聞く耳を立てるまでもなく、嫌でも奴らの会話が聞こえてくる。
「ねえ、早乙女君が帽子取ったとこ見た事ある?」
「ないない、何かあの子いつも帽子被ってるよね~(笑)」
「休憩室でもずっと被ってるし、まさか……」
「まだ高校生だろ? そんな事あるわけないって」
「白槻さんはどう思う~?」
「えっ、私は別に何とも思わないけど」
「え~つまらないなぁ~! じゃあ、あーしがちょっくら早乙女っちの帽子脱がして来ちゃおうかなぁ!」
「えーマジで! 駄目だろそれは!」
「平気平気! あ、ちょうど居るじゃん!」
やべえな。
騒がしいと思ったらこいつら俺の頭髪の事で盛り上がっていたのか。
しかし、俺の帽子を脱がす……か。
面倒な事になったな。
正直こいつらとはこのバイトが終わったら一生関わらないだろうから、帽子を脱いでどう思われても良いが、薄毛ネタでいじられたらブチキレてしまいそうだ。
その辺の空気は読めないからな。
喧嘩してバイトをクビになるのは勘弁だ。
「早乙女っち~! 隙ありッ!」
「おっと」
休憩室で話していたギャルが俺の背後から帽子を取ろうとしてきたが回避した。
マジで俺の帽子を脱がしに来るとは思わなかったぞ。
「何で避けれるの! 後ろから狙ったのに!」
俺に避けられ狼狽えるギャル。
こいつは薄毛戦士の事を舐め過ぎだ。
髪が薄くなってくると背後の視線に敏感になる。
今のギャルの動きだが、俺には手に取るように分かった。
薄毛によって鍛えられる第六感とも呼べる感覚。
気が付けば休憩室の奴らが俺とギャルのやり取りを凝視していた。
ふん、暇人共め。
まあいい、とりあえずは目の前のギャルだ。
「俺に何か用ですか?」
「えっ⁉ え~と、その……えいっ!」
俺に問われて目を泳がせるギャルだったが、次の瞬間、性懲りもなく正面から俺の帽子を剥ぎ取ろうとしてきた。

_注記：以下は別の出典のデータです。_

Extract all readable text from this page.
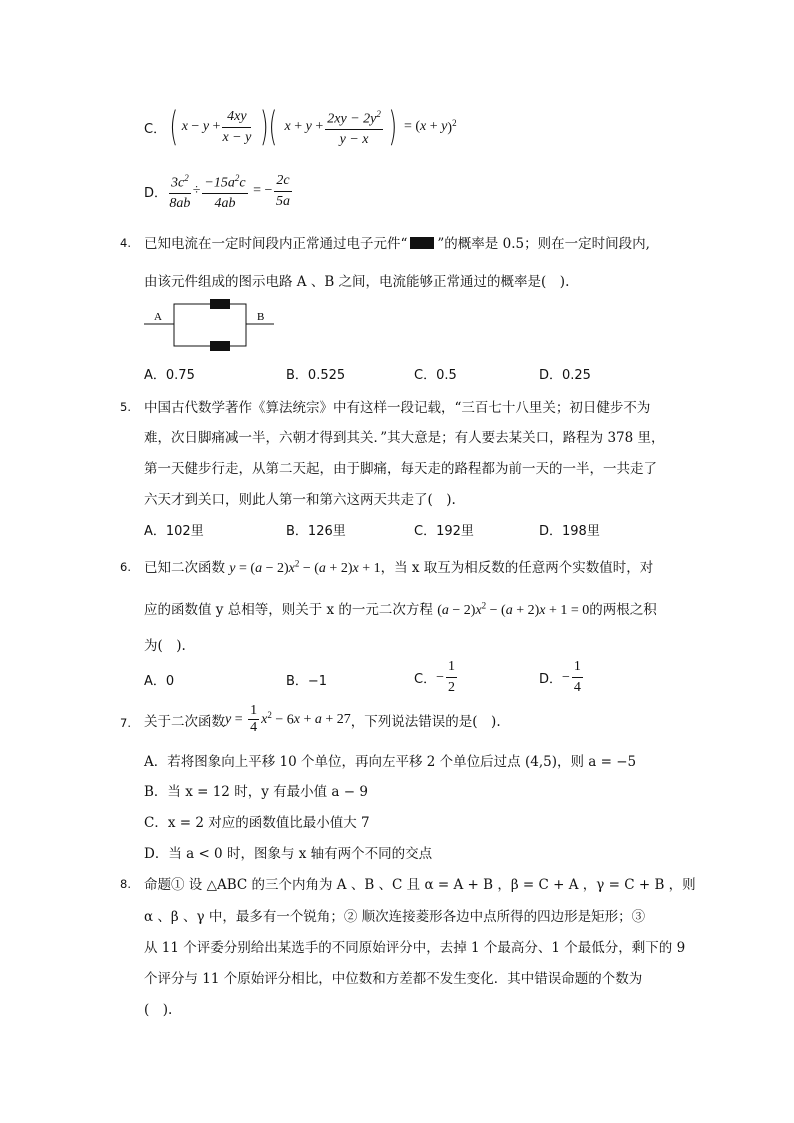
C． ( $x - y + \frac{4xy}{x - y}$ )( $x + y + \frac{2xy - 2y^2}{y - x}$ ) = ( x + y )$^2$
D． $\frac{3c^2}{8ab} \div \frac{-15a^2c}{4ab}$ = − $\frac{2c}{5a}$
4. 已知电流在一定时间段内正常通过电子元件“ ”的概率是 0.5；则在一定时间段内,
由该元件组成的图示电路 A 、B 之间，电流能够正常通过的概率是(　).
A	B
A．0.75	B．0.525	C．0.5	D．0.25
5. 中国古代数学著作《算法统宗》中有这样一段记载，“三百七十八里关；初日健步不为
难，次日脚痛减一半，六朝才得到其关．”其大意是；有人要去某关口，路程为 378 里，
第一天健步行走，从第二天起，由于脚痛，每天走的路程都为前一天的一半，一共走了
六天才到关口，则此人第一和第六这两天共走了(　).
A．102里	B．126里	C．192里	D．198里
6. 已知二次函数 $y = (a - 2)x^2 - (a + 2)x + 1$，当 x 取互为相反数的任意两个实数值时，对
应的函数值 y 总相等，则关于 x 的一元二次方程 $(a - 2)x^2 - (a + 2)x + 1 = 0$的两根之积
为(　).
A．0	B．−1	C． − $\frac{1}{2}$	D． − $\frac{1}{4}$
7. 关于二次函数 $y = \frac{1}{4}$ x $^2$ − 6 x + a + 27 ，下列说法错误的是(　).
A．若将图象向上平移 10 个单位，再向左平移 2 个单位后过点 (4,5)，则 a = −5
B．当 x = 12 时，y 有最小值 a − 9
C．x = 2 对应的函数值比最小值大 7
D．当 a < 0 时，图象与 x 轴有两个不同的交点
8. 命题① 设 △ABC 的三个内角为 A 、B 、C 且 α = A + B ，β = C + A ，γ = C + B ，则
α 、β 、γ 中，最多有一个锐角；② 顺次连接菱形各边中点所得的四边形是矩形；③
从 11 个评委分别给出某选手的不同原始评分中，去掉 1 个最高分、1 个最低分，剩下的 9
个评分与 11 个原始评分相比，中位数和方差都不发生变化．其中错误命题的个数为
(　).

背後から狙って駄目だったのに、正面からいけるはずないだろうが。
ギャルの腕を掴んで阻止する。
「キャッ! これも駄目なの!」
「一体、何がしたいんですか」
いや、何がしたいのかは知ってるけどね。
一応、知らない振りをしとかないと。
しかし、この状況どうしたものか。
ギャルは……まだやる気のようだ。
目がギンギンになっている。
ってか休憩時間終わってるだろ、どうすんだよこれ。
「休憩時間は終わりだよ、さあ仕事に戻って」
膠着状態を破ったのは薄井さんの言葉だった。
流石に社員である薄井さんにはギャルも逆らえない。
渋々といった様子で仕事に戻っていく。
ありがとう薄井さん。
おかげで俺の帽子の中の秘密は守れたよ。
俺の心中を察したのか微笑みながら薄井さんが近づいて来る。
だが、その目は歴戦の薄毛戦士のものだ。
「油断してはいけないよ、君の帽子を狙ってる奴はまだいる」
「なっ⁉」
「帽子を守り切る。全ての薄毛戦士が通ってきた道だ、君には期待しているからね」
そう言うと爽やかな笑顔を浮かべ、薄井さんが去って行く。
俺の薄毛戦士としての戦いが始まろうとしていた。